Holy Hell

Holy Hell is a documentary chronicling the gathering and dispersement of a group of cult members under the power of a guru from the mid-1980s until the mid-2000s. The film alternates between footage shot by the film’s director, Will Allen, during his time in the cult and present-day interviews with other cult members who, like Allen, are now free. Though the film begins a little cheezy—conceivably to capture the loopy spirit of the yuppie 1980s out of which the cult arose—it quickly becomes a much richer film that captures both the heights (the “holy”) and depths (the  “hell”) of being involved in this community for the freed members.

Most remarkably, this group of people does not seem like the kind of people who get sucked into a cult. They are all intelligent and appear to be well-adjusted. As one of the former members told me after the film, “Well, that’s who we are now.” One of the film’s points is that everyone searches for meaning, purpose, and community, and that makes people vulnerable to this kind of abuse. Holy Hell wants us to be vigilant to not be sublimated by similarly narcissistic and abusive personalities. “Cults are everywhere,” one interviewee says in the film. Holy Hell doesn’t want you to forget it.

The leader of this cult—he goes by many names over the years out of a growing sense of paranoia—is a strange character. From a distance, there is nothing attractive about him at all. He’s obviously disturbed. That anyone could ever invest so much of their own hopes and dreams in him, is hard to believe. But people did and many still do. (He currently has a group gathered around him in Hawaii.) But all of us have insecurities and emotional needs. Abusive personalities like this cult leader encourage those insecurities and create a climate of secrecy that forbids followers from talking to each other about what it going on in their own lives. He made himself the source of their emotional, mental, and spiritual heath. To leave was to invite death. 120 of the 150 members of the group were finally freed when they began to tell the truth to each other about the mental and sexual abuse that had been ongoing for decades.

Shockingly, these women and men who were able to break loose from the cult are not mired in cynicism. They are generous, open, and forgiving individuals. They realize that everyone else was being smothered by the same lies. They’ve forgiven each other for the ways they helped keep each other in the cult for so many years. They don’t have anything positive to say about their abuser—nor should they—but they are only supportive of each other. That communal support was what drew them into the group in the first place. It continues to be a source of life for them. Many of them are oddly grateful for the time they spent in the cult even as they despair of what it cost them. Almost none of them have children, for example, because they spent their child-bearing years in the cult where sexual activity was forbidden.

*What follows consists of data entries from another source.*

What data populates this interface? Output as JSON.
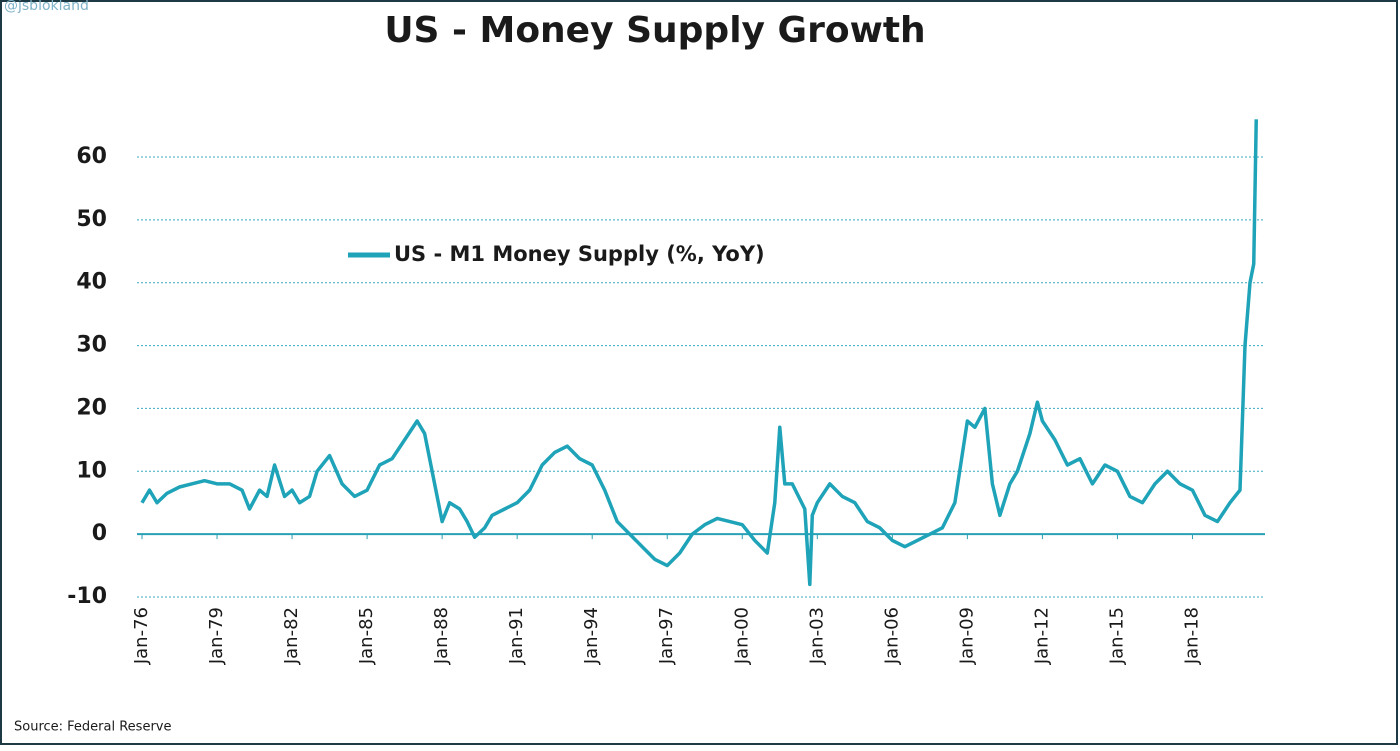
{
  "chart_data": {
    "type": "line",
    "title": "US - Money Supply Growth",
    "watermark": "@jsblokland",
    "source": "Source: Federal Reserve",
    "x": [
      1976.0,
      1976.3,
      1976.6,
      1977.0,
      1977.5,
      1978.0,
      1978.5,
      1979.0,
      1979.5,
      1980.0,
      1980.3,
      1980.7,
      1981.0,
      1981.3,
      1981.7,
      1982.0,
      1982.3,
      1982.7,
      1983.0,
      1983.5,
      1984.0,
      1984.5,
      1985.0,
      1985.5,
      1986.0,
      1986.5,
      1987.0,
      1987.3,
      1987.7,
      1988.0,
      1988.3,
      1988.7,
      1989.0,
      1989.3,
      1989.7,
      1990.0,
      1990.5,
      1991.0,
      1991.5,
      1992.0,
      1992.5,
      1993.0,
      1993.5,
      1994.0,
      1994.5,
      1995.0,
      1995.5,
      1996.0,
      1996.5,
      1997.0,
      1997.5,
      1998.0,
      1998.5,
      1999.0,
      1999.5,
      2000.0,
      2000.5,
      2001.0,
      2001.3,
      2001.5,
      2001.7,
      2002.0,
      2002.5,
      2002.7,
      2002.8,
      2003.0,
      2003.5,
      2004.0,
      2004.5,
      2005.0,
      2005.5,
      2006.0,
      2006.5,
      2007.0,
      2007.5,
      2008.0,
      2008.5,
      2009.0,
      2009.3,
      2009.7,
      2010.0,
      2010.3,
      2010.7,
      2011.0,
      2011.5,
      2011.8,
      2012.0,
      2012.5,
      2013.0,
      2013.5,
      2014.0,
      2014.5,
      2015.0,
      2015.5,
      2016.0,
      2016.5,
      2017.0,
      2017.5,
      2018.0,
      2018.5,
      2019.0,
      2019.5,
      2019.9,
      2020.1,
      2020.3,
      2020.45,
      2020.55
    ],
    "series": [
      {
        "name": "US - M1 Money Supply (%, YoY)",
        "color": "#1fa3b8",
        "values": [
          5,
          7,
          5,
          6.5,
          7.5,
          8,
          8.5,
          8,
          8,
          7,
          4,
          7,
          6,
          11,
          6,
          7,
          5,
          6,
          10,
          12.5,
          8,
          6,
          7,
          11,
          12,
          15,
          18,
          16,
          8,
          2,
          5,
          4,
          2,
          -0.5,
          1,
          3,
          4,
          5,
          7,
          11,
          13,
          14,
          12,
          11,
          7,
          2,
          0,
          -2,
          -4,
          -5,
          -3,
          0,
          1.5,
          2.5,
          2,
          1.5,
          -1,
          -3,
          5,
          17,
          8,
          8,
          4,
          -8,
          3,
          5,
          8,
          6,
          5,
          2,
          1,
          -1,
          -2,
          -1,
          0,
          1,
          5,
          18,
          17,
          20,
          8,
          3,
          8,
          10,
          16,
          21,
          18,
          15,
          11,
          12,
          8,
          11,
          10,
          6,
          5,
          8,
          10,
          8,
          7,
          3,
          2,
          5,
          7,
          30,
          40,
          43,
          66
        ]
      }
    ],
    "xlim": [
      1975.8,
      2020.9
    ],
    "xticks": [
      {
        "value": 1976,
        "label": "Jan-76"
      },
      {
        "value": 1979,
        "label": "Jan-79"
      },
      {
        "value": 1982,
        "label": "Jan-82"
      },
      {
        "value": 1985,
        "label": "Jan-85"
      },
      {
        "value": 1988,
        "label": "Jan-88"
      },
      {
        "value": 1991,
        "label": "Jan-91"
      },
      {
        "value": 1994,
        "label": "Jan-94"
      },
      {
        "value": 1997,
        "label": "Jan-97"
      },
      {
        "value": 2000,
        "label": "Jan-00"
      },
      {
        "value": 2003,
        "label": "Jan-03"
      },
      {
        "value": 2006,
        "label": "Jan-06"
      },
      {
        "value": 2009,
        "label": "Jan-09"
      },
      {
        "value": 2012,
        "label": "Jan-12"
      },
      {
        "value": 2015,
        "label": "Jan-15"
      },
      {
        "value": 2018,
        "label": "Jan-18"
      }
    ],
    "ylim": [
      -10,
      67
    ],
    "yticks": [
      -10,
      0,
      10,
      20,
      30,
      40,
      50,
      60
    ],
    "grid": true
  }
}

Films like this always circle around the cult leader. That’s natural, I suppose, since the leader is the one around whom the life of cult circled as well. And while we get to know the cult members, we never get to know the leader. He remains a mystery. I would love to see a documentary one day about a cult leader in which we actually learn what drives him. Perhaps that could only happen if a cult leader somehow realizes the error of his ways and abandons his own cult.

For the rest of us not involved in a cult, Holy Hell provides an example of the kinds of things we need to watch for in our own institutions and personal religious lives. There should be transparency in every institution. No one but God is due our worship. The people next to us and below us are more important to our health than the people above us. In all things, we should look out for one another rather than seeking our own fulfillment. In that way we avoid the hell and find the holy instead.